Feierliche Eröffnung in Dortmund

Im Beisein zahlreicher Fußball-Legenden sowie von Prominenz aus Sport, Politik und Gesellschaft fand die Eröffnungsgala der Hall of Fame statt. Das Deutsche Fußballmuseum schwärmt von seinem neuen Highlight in der Dauerausstellung.

Acht Spieler aus der Gründungself nahmen ihre Auszeichnung für die Aufnahme in die neue Ruhmeshalle am Montagabend in Dortmund persönlich entgegen. Dies waren Sepp Maier (Torwart), Franz Beckenbauer, Paul Breitner, Andreas Brehme (alle Abwehr), Lothar Matthäus, Günter Netzer, Matthias Sammer (alle Mittelfeld) und Uwe Seeler (Sturm).

Für Fritz Walter (Mittelfeld), Helmut Rahn (Sturm) und Sepp Herberger (Trainer, unter anderem der Weltmeister von 1954) erfolgte die Ehrung posthum. Der im November ebenfalls in die Hall of Fame gewählte Rekordtorjäger Gerd Müller fehlte krankheitsbedingt.

Als Laudatoren traten Moderator Thomas Gottschalk, Musiker Mark Forster, Weltmeister Philipp Lahm, der frühere belgische Weltklasse-Torhüter Jean-Marie Pfaff und (der seit Dienstagnachmittag ehemalige) DFB-Präsident Reinhard Grindel auf.

Das neue Highlight der Ausstellung im Deutschen Fußballmuseum ist ab sofort und dauerhaft für die Öffentlichkeit zugänglich. Die Aufnahme der im Februar gewählten Gründungsfrauenelf erfolgt im Sommer.
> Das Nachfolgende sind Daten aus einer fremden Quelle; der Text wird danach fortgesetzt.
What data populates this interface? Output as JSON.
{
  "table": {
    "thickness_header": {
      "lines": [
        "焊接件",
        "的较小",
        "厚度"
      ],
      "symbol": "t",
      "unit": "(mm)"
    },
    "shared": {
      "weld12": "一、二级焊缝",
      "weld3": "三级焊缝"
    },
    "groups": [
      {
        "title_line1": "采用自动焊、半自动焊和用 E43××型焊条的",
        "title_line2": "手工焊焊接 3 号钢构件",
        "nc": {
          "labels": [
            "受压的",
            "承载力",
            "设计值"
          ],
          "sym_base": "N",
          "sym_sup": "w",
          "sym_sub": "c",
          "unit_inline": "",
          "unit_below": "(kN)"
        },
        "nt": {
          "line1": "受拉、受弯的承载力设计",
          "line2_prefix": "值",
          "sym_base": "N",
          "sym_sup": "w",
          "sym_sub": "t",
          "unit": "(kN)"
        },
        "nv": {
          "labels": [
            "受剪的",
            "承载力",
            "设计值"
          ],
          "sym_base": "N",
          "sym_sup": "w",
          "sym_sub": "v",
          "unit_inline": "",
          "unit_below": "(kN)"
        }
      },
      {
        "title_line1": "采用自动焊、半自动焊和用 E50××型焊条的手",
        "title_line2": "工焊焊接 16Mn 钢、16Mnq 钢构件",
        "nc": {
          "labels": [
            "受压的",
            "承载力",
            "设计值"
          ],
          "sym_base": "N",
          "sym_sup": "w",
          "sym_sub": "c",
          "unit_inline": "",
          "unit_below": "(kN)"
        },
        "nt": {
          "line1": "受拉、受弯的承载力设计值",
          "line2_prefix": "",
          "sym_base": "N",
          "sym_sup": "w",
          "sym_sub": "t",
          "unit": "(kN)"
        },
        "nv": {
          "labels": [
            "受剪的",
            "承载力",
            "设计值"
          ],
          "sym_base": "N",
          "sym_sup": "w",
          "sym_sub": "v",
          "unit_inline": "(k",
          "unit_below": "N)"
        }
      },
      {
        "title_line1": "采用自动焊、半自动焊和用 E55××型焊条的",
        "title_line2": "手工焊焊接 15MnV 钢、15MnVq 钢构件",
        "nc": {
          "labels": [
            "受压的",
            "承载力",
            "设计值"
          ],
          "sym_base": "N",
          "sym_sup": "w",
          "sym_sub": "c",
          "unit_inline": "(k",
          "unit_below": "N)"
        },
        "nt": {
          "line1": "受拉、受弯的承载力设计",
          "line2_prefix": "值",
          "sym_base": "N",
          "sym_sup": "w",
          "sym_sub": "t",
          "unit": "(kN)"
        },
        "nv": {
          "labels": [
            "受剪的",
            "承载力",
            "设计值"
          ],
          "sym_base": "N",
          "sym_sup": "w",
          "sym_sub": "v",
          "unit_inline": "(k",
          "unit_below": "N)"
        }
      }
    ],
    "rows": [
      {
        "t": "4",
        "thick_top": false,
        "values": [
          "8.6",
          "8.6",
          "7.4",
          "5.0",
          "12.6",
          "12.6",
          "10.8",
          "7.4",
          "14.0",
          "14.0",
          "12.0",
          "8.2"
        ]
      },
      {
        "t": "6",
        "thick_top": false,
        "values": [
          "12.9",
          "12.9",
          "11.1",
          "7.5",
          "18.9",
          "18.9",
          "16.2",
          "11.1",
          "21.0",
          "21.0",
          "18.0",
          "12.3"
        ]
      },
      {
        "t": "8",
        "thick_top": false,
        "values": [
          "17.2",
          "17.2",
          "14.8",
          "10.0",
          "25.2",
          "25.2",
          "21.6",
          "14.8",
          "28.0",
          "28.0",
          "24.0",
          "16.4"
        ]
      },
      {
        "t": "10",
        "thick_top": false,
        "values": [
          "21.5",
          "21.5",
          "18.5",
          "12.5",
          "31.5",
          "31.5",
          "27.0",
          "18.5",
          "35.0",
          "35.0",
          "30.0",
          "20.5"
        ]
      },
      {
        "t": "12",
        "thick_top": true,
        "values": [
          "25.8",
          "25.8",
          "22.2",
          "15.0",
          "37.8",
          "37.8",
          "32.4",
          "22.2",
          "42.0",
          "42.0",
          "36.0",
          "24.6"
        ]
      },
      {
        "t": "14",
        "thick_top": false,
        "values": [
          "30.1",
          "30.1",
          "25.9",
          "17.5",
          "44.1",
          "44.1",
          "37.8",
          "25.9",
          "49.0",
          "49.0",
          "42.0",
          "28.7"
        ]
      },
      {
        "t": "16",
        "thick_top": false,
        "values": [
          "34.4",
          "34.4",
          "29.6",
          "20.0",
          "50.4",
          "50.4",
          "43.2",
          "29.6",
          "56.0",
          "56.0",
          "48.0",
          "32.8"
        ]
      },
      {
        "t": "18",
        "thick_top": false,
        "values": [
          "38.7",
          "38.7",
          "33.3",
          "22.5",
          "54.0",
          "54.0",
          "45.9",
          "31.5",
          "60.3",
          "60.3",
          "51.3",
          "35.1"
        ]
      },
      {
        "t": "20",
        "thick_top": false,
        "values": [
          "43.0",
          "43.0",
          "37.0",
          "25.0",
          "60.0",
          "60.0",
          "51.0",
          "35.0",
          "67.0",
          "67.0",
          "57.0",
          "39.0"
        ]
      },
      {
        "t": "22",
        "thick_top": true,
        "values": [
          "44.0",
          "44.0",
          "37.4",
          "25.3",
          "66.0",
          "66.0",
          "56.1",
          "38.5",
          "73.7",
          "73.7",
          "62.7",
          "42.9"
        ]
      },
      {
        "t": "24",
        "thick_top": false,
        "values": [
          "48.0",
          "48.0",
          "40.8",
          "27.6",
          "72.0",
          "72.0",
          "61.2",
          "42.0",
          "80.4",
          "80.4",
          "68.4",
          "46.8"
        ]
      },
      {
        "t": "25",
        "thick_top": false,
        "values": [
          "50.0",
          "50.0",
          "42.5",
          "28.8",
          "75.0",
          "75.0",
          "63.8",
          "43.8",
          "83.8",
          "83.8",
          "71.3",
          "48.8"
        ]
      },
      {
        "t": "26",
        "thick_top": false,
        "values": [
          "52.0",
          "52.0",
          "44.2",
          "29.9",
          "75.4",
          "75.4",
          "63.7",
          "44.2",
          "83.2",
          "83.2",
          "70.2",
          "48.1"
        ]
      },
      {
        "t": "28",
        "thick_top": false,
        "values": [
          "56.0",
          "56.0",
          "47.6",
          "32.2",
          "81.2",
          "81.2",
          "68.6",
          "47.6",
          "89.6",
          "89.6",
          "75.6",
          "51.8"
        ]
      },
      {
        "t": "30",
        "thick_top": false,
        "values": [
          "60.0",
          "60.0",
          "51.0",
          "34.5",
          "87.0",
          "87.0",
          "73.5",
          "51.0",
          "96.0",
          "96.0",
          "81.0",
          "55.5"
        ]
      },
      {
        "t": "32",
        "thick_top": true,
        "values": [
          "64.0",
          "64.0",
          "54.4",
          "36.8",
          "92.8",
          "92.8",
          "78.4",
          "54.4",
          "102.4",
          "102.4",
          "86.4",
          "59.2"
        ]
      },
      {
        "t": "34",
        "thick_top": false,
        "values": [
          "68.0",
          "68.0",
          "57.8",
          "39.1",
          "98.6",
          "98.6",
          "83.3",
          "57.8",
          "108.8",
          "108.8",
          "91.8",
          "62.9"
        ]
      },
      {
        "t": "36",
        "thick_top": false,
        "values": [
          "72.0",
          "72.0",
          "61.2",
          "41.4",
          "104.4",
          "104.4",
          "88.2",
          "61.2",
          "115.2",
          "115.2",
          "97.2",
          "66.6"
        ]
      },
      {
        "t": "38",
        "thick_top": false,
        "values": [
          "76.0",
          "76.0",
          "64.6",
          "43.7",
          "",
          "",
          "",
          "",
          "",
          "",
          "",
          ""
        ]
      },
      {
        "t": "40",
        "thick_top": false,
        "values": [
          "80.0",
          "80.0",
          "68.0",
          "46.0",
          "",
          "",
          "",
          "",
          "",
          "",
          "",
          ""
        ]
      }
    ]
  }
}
Für die Hall of Fame kommen Aktive in Frage, die deutscher Herkunft sind und deren Karriereende mindestens fünf Jahre zurückliegt.

Die 28-köpfige Jury, der mehrheitlich Mitglieder des Verbandes Deutscher Sportjournalisten (VDS) angehören, darunter auch Präsident Erich Laaser, entscheidet jährlich über weitere Neuaufnahmen.